You have to believe in yourself, with a ferocious, unshakable loyalty, if you want to make it in today’s economy, where creative entrepreneurs are able to make a decent living, often a far better living than what their parents made. When I say “far better,” I don’t mean as full of pensions and health insurance and retirement accounts (not to mention new cars every five years or two-week vacations to dude ranches), but more full of––yes––fulfillment. And while I disagree with WaitButWhy’s suggestion that we lower expectations on our specialness, I agree wholeheartedly with the premise that we need to lower our expectations when it comes to material goods and lifestyle choices. If you want to build the life of your dreams around doing what you love, the money will certainly follow, but it might not be as much money as you think it should be. In my experience, if we can work with reality on this one, honestly assessing what it’s worth to us to have a life where no one is our boss, where we live by our wits, where what we earn is the product of our own minds and hands, most of us would chose freedom over wide screen TVs.

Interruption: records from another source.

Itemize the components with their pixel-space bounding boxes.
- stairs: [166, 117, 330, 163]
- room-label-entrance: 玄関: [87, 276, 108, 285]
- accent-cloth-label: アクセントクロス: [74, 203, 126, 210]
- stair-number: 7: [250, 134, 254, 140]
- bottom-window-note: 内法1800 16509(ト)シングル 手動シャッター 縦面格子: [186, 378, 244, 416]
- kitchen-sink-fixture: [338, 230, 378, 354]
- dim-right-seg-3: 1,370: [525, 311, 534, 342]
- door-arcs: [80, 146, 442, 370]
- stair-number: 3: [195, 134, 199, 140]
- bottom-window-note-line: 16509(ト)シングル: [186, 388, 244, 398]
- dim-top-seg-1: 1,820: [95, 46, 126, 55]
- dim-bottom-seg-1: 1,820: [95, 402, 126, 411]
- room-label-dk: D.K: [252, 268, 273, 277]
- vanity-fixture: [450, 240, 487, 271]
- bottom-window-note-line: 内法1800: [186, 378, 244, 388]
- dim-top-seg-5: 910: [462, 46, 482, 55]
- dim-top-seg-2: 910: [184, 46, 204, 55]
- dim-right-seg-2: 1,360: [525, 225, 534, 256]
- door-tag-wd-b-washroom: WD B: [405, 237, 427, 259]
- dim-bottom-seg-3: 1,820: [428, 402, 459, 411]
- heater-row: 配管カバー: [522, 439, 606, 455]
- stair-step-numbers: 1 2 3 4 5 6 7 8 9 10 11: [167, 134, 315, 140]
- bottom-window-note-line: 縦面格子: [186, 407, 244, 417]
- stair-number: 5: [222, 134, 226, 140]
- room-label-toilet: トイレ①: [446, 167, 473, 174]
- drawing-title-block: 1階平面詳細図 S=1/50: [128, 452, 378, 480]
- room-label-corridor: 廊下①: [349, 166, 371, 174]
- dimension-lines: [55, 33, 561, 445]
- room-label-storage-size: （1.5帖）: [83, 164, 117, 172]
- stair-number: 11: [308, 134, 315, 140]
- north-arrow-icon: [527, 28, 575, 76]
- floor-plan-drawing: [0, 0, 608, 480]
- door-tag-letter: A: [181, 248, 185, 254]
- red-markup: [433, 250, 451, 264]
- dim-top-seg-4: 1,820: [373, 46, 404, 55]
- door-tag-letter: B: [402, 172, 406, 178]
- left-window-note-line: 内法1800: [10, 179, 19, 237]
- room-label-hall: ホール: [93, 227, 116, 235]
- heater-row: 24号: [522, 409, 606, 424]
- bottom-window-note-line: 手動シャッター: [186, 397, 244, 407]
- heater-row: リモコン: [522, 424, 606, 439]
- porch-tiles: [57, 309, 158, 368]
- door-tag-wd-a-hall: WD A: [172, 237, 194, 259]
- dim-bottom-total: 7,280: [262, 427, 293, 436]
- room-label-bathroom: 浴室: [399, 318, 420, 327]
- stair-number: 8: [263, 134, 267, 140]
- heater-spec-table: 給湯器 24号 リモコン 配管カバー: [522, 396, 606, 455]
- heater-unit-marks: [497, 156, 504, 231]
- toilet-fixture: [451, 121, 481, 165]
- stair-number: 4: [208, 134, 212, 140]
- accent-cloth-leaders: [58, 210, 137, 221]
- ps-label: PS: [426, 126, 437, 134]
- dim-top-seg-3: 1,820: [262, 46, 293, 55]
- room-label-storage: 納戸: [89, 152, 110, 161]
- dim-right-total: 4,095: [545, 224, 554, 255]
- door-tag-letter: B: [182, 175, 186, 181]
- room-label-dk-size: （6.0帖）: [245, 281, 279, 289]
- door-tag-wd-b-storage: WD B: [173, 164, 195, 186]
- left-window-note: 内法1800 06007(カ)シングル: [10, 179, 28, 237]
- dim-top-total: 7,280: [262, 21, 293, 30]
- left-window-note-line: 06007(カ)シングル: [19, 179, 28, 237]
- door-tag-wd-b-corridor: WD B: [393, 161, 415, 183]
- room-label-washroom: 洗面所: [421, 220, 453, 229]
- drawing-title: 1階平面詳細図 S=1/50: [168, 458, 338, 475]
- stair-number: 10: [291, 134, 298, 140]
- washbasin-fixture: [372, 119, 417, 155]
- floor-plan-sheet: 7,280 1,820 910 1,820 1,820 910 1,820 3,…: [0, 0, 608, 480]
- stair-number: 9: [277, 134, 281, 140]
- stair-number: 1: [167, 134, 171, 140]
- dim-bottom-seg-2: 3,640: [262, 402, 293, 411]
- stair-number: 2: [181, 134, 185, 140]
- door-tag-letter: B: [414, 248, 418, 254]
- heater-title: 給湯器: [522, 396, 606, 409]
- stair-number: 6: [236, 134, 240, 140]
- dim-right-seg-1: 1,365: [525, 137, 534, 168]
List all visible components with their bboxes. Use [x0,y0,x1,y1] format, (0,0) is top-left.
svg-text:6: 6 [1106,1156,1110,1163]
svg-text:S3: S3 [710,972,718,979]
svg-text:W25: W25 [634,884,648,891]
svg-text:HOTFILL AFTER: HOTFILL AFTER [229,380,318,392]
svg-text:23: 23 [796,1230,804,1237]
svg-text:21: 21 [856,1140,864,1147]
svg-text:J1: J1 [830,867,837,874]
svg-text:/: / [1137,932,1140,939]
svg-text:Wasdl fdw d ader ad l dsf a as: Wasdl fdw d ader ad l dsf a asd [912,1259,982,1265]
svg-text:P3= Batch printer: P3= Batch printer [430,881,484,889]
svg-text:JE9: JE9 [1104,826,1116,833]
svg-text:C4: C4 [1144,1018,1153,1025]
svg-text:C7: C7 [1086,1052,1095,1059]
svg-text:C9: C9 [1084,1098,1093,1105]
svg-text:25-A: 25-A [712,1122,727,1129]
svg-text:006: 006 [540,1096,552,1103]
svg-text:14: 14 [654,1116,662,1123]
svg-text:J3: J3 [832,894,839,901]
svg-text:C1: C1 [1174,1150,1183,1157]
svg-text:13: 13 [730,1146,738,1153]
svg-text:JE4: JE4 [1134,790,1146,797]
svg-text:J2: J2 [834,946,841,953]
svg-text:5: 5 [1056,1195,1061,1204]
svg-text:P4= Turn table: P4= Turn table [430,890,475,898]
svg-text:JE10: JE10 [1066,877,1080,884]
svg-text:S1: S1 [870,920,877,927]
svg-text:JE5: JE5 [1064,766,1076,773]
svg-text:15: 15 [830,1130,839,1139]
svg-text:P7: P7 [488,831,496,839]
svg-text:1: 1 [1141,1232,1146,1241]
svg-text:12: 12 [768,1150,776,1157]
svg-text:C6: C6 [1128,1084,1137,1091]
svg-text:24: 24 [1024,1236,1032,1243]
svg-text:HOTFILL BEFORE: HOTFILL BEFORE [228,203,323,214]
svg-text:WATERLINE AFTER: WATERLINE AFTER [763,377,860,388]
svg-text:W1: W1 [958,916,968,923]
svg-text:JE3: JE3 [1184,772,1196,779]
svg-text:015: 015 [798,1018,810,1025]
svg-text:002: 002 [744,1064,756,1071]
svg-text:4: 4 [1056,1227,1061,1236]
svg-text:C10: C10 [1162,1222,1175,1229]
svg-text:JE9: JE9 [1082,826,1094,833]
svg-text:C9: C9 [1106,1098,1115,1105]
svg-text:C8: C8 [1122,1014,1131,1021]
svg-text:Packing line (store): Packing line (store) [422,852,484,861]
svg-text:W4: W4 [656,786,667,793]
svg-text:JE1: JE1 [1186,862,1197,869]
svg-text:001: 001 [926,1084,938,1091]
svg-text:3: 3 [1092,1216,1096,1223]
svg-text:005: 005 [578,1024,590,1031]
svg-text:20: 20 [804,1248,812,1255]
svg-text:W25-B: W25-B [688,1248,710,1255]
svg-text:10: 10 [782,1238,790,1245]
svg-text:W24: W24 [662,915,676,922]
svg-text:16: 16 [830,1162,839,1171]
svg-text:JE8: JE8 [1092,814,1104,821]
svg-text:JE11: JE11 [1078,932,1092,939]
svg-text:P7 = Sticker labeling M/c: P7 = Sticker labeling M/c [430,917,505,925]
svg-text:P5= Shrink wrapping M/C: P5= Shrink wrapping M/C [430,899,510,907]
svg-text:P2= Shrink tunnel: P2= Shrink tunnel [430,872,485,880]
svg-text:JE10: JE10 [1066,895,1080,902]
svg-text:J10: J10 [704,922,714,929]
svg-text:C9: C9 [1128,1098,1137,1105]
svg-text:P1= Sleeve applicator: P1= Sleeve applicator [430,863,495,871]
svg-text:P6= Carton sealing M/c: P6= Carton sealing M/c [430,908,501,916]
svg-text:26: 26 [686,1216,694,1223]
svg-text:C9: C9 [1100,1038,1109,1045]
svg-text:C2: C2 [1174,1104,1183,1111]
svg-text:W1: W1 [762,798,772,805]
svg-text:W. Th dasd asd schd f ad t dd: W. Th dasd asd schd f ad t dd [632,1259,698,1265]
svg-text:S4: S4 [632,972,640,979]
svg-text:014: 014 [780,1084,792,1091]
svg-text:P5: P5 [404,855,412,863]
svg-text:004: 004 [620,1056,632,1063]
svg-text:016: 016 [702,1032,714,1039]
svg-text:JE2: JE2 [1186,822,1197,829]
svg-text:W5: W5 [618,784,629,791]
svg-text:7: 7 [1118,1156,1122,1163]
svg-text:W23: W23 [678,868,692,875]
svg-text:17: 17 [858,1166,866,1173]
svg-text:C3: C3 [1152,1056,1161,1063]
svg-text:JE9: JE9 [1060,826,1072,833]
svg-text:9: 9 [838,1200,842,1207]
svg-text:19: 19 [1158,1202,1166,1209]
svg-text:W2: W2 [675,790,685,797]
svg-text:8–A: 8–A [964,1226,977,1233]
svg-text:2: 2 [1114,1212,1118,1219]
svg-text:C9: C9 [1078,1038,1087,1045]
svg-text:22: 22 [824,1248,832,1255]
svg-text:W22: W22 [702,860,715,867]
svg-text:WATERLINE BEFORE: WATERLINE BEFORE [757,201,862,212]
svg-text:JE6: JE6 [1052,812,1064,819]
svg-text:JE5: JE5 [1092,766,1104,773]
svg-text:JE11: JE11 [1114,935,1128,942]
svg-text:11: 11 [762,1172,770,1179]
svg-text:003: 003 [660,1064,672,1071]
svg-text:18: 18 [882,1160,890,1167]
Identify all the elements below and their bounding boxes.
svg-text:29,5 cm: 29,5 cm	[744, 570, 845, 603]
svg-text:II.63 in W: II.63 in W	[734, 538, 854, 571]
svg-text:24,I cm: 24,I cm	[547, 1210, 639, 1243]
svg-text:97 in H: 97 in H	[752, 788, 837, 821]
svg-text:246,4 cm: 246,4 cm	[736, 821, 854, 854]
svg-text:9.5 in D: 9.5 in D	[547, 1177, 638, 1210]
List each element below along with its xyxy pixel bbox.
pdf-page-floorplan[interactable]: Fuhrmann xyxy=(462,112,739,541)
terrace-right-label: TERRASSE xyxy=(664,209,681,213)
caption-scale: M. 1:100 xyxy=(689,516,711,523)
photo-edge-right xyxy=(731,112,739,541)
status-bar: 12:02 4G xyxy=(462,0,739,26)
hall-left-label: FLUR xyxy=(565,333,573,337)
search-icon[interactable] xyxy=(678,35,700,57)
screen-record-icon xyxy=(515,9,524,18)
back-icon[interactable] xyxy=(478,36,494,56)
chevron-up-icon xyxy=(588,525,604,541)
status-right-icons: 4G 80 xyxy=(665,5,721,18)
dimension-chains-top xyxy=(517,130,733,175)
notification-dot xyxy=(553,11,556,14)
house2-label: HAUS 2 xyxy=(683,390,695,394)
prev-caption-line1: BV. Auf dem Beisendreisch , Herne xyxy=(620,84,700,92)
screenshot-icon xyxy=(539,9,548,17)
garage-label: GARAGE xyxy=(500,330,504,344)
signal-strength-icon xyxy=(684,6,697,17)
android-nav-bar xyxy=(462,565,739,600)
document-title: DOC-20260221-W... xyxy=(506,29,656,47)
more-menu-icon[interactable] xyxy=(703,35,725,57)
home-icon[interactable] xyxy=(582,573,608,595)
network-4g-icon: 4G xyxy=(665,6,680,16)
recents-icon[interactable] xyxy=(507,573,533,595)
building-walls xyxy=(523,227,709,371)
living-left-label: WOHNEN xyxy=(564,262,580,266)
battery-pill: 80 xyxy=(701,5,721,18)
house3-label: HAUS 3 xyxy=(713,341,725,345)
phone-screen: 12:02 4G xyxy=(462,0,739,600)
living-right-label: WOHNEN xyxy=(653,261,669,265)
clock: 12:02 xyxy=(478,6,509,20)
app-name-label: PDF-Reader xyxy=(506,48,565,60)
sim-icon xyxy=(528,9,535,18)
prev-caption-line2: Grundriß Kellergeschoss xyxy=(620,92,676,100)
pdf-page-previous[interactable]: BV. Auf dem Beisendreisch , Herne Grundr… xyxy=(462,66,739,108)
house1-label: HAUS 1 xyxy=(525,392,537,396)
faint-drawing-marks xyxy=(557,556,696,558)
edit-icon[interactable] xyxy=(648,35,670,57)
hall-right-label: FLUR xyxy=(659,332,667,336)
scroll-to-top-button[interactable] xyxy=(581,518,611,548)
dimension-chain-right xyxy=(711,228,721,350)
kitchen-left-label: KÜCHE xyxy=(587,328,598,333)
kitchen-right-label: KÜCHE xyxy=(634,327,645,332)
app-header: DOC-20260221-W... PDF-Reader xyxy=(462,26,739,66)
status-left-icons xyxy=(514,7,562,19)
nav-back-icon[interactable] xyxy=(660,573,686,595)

As a mother of kids under the age of ten, I am aware that the pendulum has swung away from “You’re wonderful, brilliant, special, the world is your oyster” to the current “Oh, look, you just mastered Beethoven’s Minuet in G on the violin. How does that feel?” The current thinking is against overpraising for many of the same reasons WaitButWhy highlights: it feels crappy to be told how great we are when we don’t feel great inside. And it feels even crappier to tap dance to great applause in the family living room only to find ourselves laughed into oblivion at the local talent show when we discover that actually, compared to most of the population, we have two left feet. I get this. But I can’t help myself. When my kids do something––anything––my instinct is to praise. Poor them. Perhaps I am making up for the treatment my own mother got from her Greatest Generation mother, which was often a severe critique of my mother’s interpretive dances.

The story isn’t over for Generation Y. Pretty much every generation feels despondent in their twenties. I’d argue that we’re supposed to feel unhappy in our twenties. One needs a portion of harsh disappointment and failure to thrive. So they are getting theirs now, during this meager economic time, during this season of late-adolescence. I am willing to bet that they end up saving the farm, saving themselves, saving the world, proving to us all that they are the special generation they’ve always known they were.